Photo de Xavier PintatXavier Pintat :

Madame la présidente, monsieur le ministre, mes chers collègues, le vote d’une loi de programmation militaire est un moment important dans une législature. Nous devons tout faire pour préserver la valeur de nos forces armées, respecter les hommes et les femmes qui les composent, préserver la qualité des équipements dont ils disposent et veiller à la préparation qu’ils reçoivent. Nous devons tout faire, y compris éviter de nous quereller, car il y va de l’intérêt de la nation.

Alors, que penser de ce projet de loi tel qu’il nous revient de l’Assemblée nationale ?

Je ferai d’abord remarquer que l’Assemblée nationale n’a que peu modifié le texte et qu’elle a conservé la quasi-totalité des acquis du Sénat. Dont acte ! Nous pouvons saluer le travail effectué par notre commission en première lecture, sous l’impulsion efficace de son président, Jean-Louis Carrère.
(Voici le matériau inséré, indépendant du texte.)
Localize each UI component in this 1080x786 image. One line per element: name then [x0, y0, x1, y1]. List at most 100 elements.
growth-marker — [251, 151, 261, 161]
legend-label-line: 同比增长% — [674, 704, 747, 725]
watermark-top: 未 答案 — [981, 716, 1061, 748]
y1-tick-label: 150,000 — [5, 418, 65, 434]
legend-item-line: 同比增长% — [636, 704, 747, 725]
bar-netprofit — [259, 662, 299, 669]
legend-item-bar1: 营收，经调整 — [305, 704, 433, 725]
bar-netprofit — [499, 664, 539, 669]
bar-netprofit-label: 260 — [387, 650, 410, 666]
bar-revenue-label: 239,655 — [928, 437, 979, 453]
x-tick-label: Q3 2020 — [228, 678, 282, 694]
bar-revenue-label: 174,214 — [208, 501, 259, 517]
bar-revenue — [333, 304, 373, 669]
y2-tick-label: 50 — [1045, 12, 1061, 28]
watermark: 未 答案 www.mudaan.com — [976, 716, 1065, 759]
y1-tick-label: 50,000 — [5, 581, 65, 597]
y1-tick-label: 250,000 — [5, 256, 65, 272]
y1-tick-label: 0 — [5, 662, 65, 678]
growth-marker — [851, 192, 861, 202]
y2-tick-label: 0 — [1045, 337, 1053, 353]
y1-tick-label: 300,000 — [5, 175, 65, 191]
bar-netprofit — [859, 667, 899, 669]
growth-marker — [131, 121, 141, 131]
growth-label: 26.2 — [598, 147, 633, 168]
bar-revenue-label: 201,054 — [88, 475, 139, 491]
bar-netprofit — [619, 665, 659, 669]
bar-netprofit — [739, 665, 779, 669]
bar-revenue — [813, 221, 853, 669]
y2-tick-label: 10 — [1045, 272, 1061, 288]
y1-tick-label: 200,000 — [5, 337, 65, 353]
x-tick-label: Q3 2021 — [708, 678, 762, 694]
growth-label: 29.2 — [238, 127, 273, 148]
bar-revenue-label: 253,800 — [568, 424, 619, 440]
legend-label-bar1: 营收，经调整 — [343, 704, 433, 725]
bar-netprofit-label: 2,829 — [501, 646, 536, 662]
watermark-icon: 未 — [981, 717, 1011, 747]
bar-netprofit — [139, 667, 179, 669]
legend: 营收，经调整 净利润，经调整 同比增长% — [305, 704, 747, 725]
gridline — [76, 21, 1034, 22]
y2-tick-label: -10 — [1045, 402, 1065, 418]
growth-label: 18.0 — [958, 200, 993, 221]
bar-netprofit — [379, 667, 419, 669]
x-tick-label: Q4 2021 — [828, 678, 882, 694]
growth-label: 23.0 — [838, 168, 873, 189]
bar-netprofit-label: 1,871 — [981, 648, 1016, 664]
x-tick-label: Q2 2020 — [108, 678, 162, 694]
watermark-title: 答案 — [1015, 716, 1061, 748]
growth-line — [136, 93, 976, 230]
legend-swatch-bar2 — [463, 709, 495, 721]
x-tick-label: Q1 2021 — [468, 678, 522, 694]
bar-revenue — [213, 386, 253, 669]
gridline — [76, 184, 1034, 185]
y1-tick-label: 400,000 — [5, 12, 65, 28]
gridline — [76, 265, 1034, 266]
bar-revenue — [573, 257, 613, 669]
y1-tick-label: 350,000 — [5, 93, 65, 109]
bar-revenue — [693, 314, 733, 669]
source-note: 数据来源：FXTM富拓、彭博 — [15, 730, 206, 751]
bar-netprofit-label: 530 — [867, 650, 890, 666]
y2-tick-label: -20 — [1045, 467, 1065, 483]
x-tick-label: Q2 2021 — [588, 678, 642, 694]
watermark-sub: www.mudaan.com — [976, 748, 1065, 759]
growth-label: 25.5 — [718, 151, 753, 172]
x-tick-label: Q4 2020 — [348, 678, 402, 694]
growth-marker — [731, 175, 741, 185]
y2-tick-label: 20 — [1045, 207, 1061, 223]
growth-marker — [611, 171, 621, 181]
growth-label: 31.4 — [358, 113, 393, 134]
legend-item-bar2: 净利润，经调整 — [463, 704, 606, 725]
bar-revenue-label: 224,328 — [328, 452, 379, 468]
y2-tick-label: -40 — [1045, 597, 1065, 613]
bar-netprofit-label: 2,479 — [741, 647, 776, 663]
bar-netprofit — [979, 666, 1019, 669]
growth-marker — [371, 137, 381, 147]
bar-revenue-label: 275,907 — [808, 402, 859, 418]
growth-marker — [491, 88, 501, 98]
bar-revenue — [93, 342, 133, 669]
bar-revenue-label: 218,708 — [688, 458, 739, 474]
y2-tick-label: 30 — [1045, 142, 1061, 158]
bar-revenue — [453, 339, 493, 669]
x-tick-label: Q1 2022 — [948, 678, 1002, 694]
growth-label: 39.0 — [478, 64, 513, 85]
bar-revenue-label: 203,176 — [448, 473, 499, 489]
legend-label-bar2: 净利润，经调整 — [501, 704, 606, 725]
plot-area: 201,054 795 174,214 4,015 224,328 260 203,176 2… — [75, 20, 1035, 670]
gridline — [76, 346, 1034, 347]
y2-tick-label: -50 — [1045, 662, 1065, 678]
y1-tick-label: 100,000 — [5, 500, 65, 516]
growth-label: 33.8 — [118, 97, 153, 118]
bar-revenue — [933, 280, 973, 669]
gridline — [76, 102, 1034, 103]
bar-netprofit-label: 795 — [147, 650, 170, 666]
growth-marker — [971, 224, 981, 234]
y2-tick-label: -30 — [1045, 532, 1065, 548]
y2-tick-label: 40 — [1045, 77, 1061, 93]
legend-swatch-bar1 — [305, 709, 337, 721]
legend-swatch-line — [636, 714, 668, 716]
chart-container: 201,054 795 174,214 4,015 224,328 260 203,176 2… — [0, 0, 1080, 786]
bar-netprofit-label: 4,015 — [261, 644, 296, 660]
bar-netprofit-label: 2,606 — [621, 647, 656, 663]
J’observe cependant que l’Assemblée nationale a supprimé le seul apport du groupe UMP du Sénat : la modification du calendrier de livraison des avions ravitailleurs. Lorsqu’on est à la recherche d’un consensus transpartisan, une telle mesure est regrettable, même si nous avons pris acte de votre déclaration liminaire, monsieur le ministre.

Ensuite, nous avons appris, entre les deux lectures de ce texte, qu’il y aurait un report de charges de 3, 6 milliards d’euros de l’exercice 2013 sur l’exercice 2014. Jacques Gautier l’a rappelé, jamais le report de charges n’avait été aussi important, puisqu’il s’élevait seulement à 1, 5 milliard d’euros à la fin de 2011. Plus grave encore, à l’heure où nous délibérons, ce report n’est pas compensé par des ouvertures de crédits.

Autant le dire tout de suite, cette loi de programmation militaire ne pourra pas être respectée !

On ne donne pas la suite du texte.